Top card is 1933 Curt Teich Co. linen postcard of Havana. Capitol is in center. Below is a 1938 aerial linen card. Stunning how many cigars were being consumed in these buildings when these images were done. View attachment 103147View attachment 103148
This was my grandfather Sam Hepps's drugstore at 406 Dixon St in Homestead PA, just across the Monongahela River from Pittsburgh. The store had been a saloon owned by my great-grandfather Bernhardt Hepps, like his son a pharmacist. That's my great-grandfather, also known as Barney, in the bowtie and handlebar mustache. He was a Piittsburgh Pirates season box seat holder. He died during the 1949 World Series -- 6 months before I was born. I was named for him.
The store was across Dixon Street from US Steel No. 1 -- the biggest steel mill in the world. It had been Andrew Carnegie's mill. It was long known as the Homestead Steel Works. The mill closed in 1986.
When the whistle blew at 3 pm and 12 midnight, ending the shifts, the workers, known as steelers like our football team, would flock to my grandfather's store to buy cigars and light them at a perpetual gas flame.
The right seat at the soda fountain is where I spent happy days as a child, consuming as many chocolate sodas as I could stomach, and watching the steelers light their cigars. That's where I smoked my first cigar, a Marsh Wheeling Stogie, at at age 12.
Here is an advertisement from the Homestead Daily Messenger of Dec 9, 1922, heralding the opening of my grandfather's drugstore. The postcard captions and newspaper ad spelled the business name as Hepp's, but my maternal grandparents were named Hepps. They were from Hungary.
Marsh Big Havana Cigars, from Mifflin M. Marsh's cigar factory in Wheeling WV, were sold 6 for a quarter. A box of 50 was $2.05. The factory produced 30 million cigars a year during the 1920s, with half of them sold in the Tri-State area of Pennsylvania, Ohio and West Virginia.
United Cigars Stores of America was the first chain store offering cigars and tobacco products. Founded 1901. Had 3,000 stores across America 1926. Bankruptcy 1932. Reorganized and expanded to 1,300 stores by 1951. Essentially out of business 1962. The name still used by IMASCO Ltd., which sells to tobacconists in North America.
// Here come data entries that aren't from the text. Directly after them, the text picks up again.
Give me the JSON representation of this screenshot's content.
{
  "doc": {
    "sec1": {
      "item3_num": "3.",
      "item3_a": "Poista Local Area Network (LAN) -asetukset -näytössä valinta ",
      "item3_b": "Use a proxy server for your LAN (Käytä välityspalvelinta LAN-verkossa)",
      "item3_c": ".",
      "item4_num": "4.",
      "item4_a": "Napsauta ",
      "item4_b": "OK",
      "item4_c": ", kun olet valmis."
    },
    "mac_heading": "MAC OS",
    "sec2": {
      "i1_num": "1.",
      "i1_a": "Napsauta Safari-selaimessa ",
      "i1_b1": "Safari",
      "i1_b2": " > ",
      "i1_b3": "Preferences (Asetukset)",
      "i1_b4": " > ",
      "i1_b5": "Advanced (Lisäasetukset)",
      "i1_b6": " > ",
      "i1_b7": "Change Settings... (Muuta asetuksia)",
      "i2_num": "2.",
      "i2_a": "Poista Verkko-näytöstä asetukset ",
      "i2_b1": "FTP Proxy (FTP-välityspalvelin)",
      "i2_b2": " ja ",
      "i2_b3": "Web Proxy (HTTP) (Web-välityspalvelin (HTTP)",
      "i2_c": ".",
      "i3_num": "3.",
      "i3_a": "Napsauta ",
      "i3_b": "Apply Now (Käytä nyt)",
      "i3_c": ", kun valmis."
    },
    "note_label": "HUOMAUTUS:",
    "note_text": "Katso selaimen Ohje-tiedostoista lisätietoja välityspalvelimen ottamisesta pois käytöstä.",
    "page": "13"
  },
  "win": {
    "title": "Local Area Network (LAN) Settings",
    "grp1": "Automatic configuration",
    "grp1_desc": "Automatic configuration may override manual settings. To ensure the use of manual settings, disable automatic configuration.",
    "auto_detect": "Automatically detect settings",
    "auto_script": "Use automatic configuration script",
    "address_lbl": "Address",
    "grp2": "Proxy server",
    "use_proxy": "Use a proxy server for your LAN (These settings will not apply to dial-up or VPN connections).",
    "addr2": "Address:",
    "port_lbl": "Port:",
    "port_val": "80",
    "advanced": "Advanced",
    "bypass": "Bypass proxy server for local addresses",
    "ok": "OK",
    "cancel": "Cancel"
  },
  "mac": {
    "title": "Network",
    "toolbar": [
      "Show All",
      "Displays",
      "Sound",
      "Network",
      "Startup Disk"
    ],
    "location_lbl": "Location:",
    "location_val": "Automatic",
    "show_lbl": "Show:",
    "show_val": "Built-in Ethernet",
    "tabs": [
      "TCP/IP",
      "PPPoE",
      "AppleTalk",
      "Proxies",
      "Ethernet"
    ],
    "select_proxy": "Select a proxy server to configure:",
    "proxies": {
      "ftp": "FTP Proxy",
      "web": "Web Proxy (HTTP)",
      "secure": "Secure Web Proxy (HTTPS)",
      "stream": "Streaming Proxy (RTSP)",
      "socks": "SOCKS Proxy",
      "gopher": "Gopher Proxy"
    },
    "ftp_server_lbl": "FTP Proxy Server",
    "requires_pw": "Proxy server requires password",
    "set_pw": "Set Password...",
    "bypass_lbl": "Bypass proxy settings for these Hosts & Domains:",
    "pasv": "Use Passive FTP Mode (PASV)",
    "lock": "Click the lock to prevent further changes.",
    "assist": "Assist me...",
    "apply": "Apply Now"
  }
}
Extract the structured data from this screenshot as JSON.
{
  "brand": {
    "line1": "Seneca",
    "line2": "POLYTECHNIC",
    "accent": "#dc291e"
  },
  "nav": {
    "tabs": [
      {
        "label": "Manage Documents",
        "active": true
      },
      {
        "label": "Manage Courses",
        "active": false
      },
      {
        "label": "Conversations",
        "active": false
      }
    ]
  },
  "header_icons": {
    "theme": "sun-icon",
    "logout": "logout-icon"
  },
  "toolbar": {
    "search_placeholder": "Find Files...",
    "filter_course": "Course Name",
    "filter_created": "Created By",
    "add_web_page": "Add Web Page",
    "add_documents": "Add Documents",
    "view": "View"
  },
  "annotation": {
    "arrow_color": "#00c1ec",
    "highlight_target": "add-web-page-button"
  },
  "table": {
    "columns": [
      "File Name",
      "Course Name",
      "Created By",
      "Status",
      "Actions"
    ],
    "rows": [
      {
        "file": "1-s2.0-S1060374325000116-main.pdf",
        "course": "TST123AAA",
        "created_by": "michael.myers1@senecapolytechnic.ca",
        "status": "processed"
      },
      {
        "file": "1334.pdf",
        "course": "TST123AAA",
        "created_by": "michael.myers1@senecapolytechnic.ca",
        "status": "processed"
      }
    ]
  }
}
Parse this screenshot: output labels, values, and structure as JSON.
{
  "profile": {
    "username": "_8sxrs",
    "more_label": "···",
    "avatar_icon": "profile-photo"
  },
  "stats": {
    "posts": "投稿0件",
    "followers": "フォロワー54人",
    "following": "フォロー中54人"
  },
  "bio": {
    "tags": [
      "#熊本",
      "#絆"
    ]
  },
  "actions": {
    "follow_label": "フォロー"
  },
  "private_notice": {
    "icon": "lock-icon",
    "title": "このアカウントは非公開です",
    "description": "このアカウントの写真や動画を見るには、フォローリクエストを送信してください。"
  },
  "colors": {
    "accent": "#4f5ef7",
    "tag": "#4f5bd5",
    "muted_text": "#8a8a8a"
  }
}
There were United Cigar stores on street corners in thousands of American cities and towns, mostly eastern US. Here is a cavalcade of United Cigar stores in postcard street views, plus a holiday promo postcard from December 1916 and a United Cigar stock certificate. Second card from the top shows New York's Flatiron Building topped by an illuminated United Cigars sign. The bottom postcard with the flower stands is in San Francisco.
I like the Bridgeport CT 1935 linen postcard showing the depot, the train yards and the United Cigar store with a couple of schnorrers out front, having a smoke.
Found this spectacular postcard online. Would love this car to be my daily driver.
The Pinterest werbsite says the late 1930s card is from Merchants Cigar & Candy Co. of Fort Lauderdale. Santa's 2 wingmen, who look fantastic, do not seem dressed for Fort Lauderdale, even in December. There is a Hav-A-Tampa window sign and what appears to be a shoe scraper on the sidewalk.